A proper inbuilt LOD system with all the bells and whistles is coming in the near future with Godot 4. For now you need to code it yourself. That said, it’s pretty easy to do.

If you have low poly versions of the mesh then I’d recommend making two MeshInstances and just toggling visibility on them according to the distance to the camera. This is by far the simplest implementation and it’s very effective.

Equally you can handle this in a shader by preloading multiple textures as uniforms and then adding a uniform distance float to jump between them. However, you have to pay for this extra gpu computation so it’s questionable whether you’d be gaining. Each game is different but I’d personally handle this cpu side every time. If it’s just textures you need then you can override them / have multiple passes as easy solutions.

Word of warning: just bare in mind that if you have a lot of textures then additional low poly textures [counter-intuitively] runs the risk of slowing your game down. Everything that’s preloaded goes into gpu memory which is fine until it fills up and then GLES3 has to start juggling resources in and out of memory which can lead to drops. That said, most gpus have tonnes of memory these days, just something to bear in mind. It’ll slow the game on startup too, hard drive fetches take eons.

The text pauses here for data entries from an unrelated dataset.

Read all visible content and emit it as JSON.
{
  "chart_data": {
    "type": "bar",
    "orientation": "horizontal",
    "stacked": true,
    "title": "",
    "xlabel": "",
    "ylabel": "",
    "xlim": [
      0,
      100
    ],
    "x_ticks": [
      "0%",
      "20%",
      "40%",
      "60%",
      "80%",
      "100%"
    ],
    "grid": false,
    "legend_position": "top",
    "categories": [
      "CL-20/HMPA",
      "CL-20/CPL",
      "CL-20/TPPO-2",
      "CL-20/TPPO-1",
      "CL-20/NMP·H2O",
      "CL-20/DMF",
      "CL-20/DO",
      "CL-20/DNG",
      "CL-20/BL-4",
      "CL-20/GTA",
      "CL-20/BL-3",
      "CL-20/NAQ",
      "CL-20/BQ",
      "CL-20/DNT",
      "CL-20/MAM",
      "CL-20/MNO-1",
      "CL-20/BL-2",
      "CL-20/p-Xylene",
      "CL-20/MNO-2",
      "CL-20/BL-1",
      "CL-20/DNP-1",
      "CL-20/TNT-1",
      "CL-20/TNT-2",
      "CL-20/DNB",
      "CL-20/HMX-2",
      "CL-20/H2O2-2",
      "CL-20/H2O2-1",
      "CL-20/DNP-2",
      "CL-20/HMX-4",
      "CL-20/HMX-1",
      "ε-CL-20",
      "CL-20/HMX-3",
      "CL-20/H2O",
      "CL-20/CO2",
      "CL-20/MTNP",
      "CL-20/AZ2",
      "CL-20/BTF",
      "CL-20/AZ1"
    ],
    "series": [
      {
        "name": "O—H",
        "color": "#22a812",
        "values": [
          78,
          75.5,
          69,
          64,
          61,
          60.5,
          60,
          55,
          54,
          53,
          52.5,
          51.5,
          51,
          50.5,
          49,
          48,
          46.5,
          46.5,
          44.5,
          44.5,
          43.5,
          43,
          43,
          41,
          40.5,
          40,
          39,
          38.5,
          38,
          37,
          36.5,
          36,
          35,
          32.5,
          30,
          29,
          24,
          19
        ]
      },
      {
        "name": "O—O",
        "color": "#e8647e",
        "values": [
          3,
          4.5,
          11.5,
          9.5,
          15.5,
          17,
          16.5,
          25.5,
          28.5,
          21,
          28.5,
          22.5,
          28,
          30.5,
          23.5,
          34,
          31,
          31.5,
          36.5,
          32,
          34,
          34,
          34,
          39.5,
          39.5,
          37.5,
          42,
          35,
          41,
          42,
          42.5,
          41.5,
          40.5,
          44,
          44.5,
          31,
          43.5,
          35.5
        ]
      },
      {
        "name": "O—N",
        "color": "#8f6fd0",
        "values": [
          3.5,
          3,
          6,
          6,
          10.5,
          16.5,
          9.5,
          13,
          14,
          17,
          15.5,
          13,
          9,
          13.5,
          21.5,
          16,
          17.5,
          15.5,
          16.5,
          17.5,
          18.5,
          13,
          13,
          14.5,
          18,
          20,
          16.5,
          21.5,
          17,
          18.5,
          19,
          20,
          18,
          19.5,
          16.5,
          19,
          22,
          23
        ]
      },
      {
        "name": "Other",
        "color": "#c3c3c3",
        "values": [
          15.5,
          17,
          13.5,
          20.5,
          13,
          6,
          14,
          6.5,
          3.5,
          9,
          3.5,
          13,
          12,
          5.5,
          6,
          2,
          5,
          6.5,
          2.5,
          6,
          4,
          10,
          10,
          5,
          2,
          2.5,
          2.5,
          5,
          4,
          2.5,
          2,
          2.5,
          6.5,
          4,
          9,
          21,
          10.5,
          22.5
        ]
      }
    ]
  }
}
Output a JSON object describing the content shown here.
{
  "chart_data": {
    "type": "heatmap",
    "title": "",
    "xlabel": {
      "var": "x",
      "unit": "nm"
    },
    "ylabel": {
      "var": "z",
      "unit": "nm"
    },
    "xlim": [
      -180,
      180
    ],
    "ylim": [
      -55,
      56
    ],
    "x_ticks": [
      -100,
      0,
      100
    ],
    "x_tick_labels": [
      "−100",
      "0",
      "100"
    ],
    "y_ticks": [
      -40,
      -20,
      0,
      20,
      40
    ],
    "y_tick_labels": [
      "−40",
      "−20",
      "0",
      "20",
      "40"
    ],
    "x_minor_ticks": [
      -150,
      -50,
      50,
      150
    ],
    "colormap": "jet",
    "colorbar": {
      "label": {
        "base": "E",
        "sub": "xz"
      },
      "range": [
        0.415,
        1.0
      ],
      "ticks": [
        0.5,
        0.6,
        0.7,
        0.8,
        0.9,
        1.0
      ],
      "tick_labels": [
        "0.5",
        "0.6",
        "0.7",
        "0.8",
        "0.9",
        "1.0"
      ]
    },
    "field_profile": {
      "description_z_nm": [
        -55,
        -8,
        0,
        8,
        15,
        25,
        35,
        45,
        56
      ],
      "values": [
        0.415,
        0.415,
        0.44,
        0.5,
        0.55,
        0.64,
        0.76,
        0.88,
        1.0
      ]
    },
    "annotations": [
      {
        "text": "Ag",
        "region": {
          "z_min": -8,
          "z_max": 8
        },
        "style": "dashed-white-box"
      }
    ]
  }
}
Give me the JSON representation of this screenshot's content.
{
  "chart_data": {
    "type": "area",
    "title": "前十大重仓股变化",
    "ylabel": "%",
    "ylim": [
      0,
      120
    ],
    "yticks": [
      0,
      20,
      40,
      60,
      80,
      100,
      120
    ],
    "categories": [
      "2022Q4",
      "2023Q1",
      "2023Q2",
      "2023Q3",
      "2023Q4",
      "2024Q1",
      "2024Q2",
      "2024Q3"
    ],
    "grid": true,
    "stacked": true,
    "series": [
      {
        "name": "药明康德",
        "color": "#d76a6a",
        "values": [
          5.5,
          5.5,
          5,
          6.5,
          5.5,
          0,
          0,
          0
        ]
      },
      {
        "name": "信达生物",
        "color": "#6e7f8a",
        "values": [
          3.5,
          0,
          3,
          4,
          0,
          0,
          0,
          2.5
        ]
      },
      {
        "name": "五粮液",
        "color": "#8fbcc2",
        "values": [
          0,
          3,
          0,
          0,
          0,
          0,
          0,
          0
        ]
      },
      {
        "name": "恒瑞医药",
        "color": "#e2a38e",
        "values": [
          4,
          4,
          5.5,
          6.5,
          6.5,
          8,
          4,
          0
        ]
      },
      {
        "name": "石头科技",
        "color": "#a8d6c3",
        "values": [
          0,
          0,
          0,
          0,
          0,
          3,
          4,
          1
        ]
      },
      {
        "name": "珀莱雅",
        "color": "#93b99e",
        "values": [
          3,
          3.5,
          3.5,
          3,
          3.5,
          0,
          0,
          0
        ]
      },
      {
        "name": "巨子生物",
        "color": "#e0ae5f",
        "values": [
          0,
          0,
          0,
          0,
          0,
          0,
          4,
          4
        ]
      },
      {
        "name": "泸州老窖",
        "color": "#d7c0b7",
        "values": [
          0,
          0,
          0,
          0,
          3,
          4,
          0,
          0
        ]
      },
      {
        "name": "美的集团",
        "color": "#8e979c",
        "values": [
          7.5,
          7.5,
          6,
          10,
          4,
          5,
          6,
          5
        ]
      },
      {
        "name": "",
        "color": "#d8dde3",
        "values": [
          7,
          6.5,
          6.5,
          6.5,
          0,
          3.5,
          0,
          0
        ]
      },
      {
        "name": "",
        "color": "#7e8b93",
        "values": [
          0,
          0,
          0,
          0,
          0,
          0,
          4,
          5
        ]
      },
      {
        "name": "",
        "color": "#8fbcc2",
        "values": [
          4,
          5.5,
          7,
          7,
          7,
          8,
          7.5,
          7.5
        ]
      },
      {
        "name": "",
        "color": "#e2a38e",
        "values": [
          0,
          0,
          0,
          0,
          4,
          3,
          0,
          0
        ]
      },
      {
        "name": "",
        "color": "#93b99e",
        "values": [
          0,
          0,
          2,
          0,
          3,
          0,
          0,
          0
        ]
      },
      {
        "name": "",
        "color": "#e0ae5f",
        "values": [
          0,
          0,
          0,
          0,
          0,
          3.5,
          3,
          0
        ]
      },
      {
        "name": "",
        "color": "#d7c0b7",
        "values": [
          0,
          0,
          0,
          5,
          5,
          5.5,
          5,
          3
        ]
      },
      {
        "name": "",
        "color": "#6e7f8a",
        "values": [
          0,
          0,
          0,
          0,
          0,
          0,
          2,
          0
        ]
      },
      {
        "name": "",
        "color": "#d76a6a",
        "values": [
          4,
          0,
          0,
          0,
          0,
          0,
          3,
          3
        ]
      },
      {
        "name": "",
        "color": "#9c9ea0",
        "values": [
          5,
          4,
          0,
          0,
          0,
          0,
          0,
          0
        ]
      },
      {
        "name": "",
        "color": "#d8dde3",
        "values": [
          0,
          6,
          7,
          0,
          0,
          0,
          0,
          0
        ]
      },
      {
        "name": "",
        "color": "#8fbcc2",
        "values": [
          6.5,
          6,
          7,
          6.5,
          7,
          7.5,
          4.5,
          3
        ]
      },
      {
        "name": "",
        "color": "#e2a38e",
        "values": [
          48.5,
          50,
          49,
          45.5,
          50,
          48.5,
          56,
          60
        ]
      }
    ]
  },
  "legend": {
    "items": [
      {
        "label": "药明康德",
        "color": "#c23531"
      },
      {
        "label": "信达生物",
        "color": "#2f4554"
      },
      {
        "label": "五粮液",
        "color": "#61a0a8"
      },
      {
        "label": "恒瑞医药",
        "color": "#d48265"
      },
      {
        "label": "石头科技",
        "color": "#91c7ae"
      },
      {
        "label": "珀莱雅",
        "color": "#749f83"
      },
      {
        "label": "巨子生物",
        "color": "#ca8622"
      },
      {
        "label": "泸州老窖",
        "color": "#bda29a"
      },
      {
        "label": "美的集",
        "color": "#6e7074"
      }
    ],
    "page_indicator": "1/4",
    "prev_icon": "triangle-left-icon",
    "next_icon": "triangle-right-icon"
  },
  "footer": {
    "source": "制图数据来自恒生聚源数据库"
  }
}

Optimisation can easily backfire so the rule of thumb is to only add these things if you have a framerate issue.

The question was asking about texture LOD (aka. mipmap usage), not mesh LOD.

I believe mipmap LOD is automatically determined by the graphics API depending on distance between the camera and the surface. Godot will use texture mipmaps automatically as long as the texture was imported with mipmaps (which is the case by default in 3D, but not in 2D). You can toggle mipmap importing for each texture by selecting them in the FileSystem dock then going to the Import dock.